Rich Shields · February 3, 2010 - 17:43 EST #1
I think that spreadsheet program was VisiCalc.
Stanley Jayne · February 4, 2010 - 02:30 EST #2
Since writing my comments in "Back To The Beginning" I remembered that the spreadsheet program was called "Multiplan" and I think it was developed specifically for the Mac by Microsoft. Regardless of its history, it was the forerunner of today's spreadsheets and was absolutely super in its day. Thanks for your comments....
Sylvester Roque (ATPM Staff) · March 2, 2010 - 02:03 EST #3
Rich, I could be wrong but I don't think the spreadsheet was called VisiCalc. If I remember correctly VisiCalc was the spreadsheet often given credit for spurring interest in the early Apple II line.
Stanley Jayne · March 2, 2010 - 03:03 EST #4
Maybe I can offer some more info on spreadsheets.
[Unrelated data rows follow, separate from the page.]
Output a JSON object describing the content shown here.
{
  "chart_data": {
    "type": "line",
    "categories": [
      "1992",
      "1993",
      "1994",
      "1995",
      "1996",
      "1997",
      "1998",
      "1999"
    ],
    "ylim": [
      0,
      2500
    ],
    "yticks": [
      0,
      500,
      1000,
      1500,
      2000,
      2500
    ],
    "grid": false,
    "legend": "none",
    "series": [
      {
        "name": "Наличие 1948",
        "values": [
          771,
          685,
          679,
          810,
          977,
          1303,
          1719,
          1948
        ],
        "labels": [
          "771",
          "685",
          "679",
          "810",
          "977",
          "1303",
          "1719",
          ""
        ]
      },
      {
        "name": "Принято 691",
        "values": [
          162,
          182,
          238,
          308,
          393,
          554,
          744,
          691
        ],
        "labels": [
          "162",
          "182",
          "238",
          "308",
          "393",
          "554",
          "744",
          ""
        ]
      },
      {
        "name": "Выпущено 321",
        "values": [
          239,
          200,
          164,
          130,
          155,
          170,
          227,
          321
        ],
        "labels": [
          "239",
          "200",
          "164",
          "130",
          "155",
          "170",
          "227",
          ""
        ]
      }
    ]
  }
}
According to "The Mac Bathroom Reader" by O.W. Linzmayer from CYBEX books, the first primitive spreadsheet was written in Applesoft Basic in 1979 by Daniel Bricklin and Robert Frankston and was called "Calculedger" and was published in October of that year under the name VisiCalc and ran only on the Apple II.

The first spreadsheet I ever used came with my first 128k Mac in 1984 and was called "Multiplan" by Microsoft. I believe it eventually evolved into Excel.